The UltraViolet organization now boasts 74 members - the aforementioned Hollywood studios, Blu-ray hardware makers, Sony (PlayStation 3) and Microsoft (Xbox 360), software companies such as Adobe (the Photoshop and Flash people), movie streaming sites such as Flixster and Vudu, cable operators, and other hardware companies such as Intel, Cisco and IBM.
Conspicuous by their UltraViolet absence is Disney, which has initiated a similar Magic Code program, and Apple, which of course has iTunes. But you can watch UltraViolet movies on Macs or iDevices via apps.
In other words, a lot of heavy hitters are behind UltraViolet.
How UltraViolet works
You buy a movie on Blu-ray with an UltraViolet digital copy - right now there are around 50 UltraViolet movie titles, but nearly every new release from the UltraViolet studios going forward will be UltraViolet enabled. According to the UltraViolet people, there will be hundreds of UltraViolet Blu-rays by the end of the year.
There is no physical conversion of your disc involved. All the UltraViolet digital copies already exist - all you're doing through the UltraViolet program is getting permission to access these cloud-stored digital copies.
First, you have to sign up for an account at the UltraViolet Web site.
To watch your UltraViolet movie on an iPad, you have to download the Flixster app and create another account.
Inside the UltraViolet-enabled Blu-ray jewel case is slip of paper with a 12-digit code. Go to the Flixster Web page; at the top you'll see a "Redeem Your UltraViolet Digital Copy" area. You enter your movie's code to activate the UltraViolet copy of your movie, which you can now stream to any Internet-connected portable device, on a connected Blu-ray player, smart TV or videogame console.
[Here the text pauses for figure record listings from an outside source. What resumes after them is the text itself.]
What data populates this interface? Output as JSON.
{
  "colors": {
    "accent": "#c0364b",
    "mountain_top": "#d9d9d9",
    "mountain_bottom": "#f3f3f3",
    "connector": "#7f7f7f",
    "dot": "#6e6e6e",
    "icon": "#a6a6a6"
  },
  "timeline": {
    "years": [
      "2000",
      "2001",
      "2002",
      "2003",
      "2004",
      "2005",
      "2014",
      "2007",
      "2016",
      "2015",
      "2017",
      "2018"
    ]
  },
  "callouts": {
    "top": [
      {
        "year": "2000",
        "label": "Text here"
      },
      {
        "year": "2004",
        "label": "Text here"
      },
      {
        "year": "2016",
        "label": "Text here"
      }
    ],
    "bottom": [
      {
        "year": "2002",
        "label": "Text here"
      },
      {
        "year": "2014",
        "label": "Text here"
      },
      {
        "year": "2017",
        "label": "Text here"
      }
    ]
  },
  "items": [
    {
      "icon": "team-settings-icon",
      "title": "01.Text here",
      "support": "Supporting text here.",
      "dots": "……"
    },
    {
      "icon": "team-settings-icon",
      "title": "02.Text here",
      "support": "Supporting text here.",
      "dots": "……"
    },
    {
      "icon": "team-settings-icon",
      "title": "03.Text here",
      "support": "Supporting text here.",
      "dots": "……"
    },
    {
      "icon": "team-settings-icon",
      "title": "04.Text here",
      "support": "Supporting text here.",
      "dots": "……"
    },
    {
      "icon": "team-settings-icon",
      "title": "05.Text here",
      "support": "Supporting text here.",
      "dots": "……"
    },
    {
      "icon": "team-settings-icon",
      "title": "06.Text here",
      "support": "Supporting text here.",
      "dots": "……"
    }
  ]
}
You also can include up to five family members in your UltraViolet account. If you're visiting family, you'll be able to access your UltraViolet library on their gadgets.
Your movie library everywhere
Plans for UltraViolet are actually quite extensive.
As I reported a month ago, Samsung is about to start selling a new Blu-ray player with a disc-to-digital capability that creates UltraViolet editions from your old DVDs. Other Blu-ray players are likely to add this disc-to-digital feature later this year.
On April 16, you'll be able to schlep your DVDs to Walmart to have them upgraded into UltraViolet copies - just make sure you check the UltraViolet site to see if your movies exist in digital form. According to the UltraViolet folks, there are around 3,000 UltraViolet digital catalog titles available.
At some point, you'll be able to access your UltraViolet movies via the program guide on your TV; Cox and Comcast are among the cable companies who are members of the UltraViolet group, for instance.
Also at some point, you'll be able to upgrade your old DVDs via the Web or some special software.
I'm currently playing with the entire UltraViolet ecosystem and will have a complete report in a couple of weeks.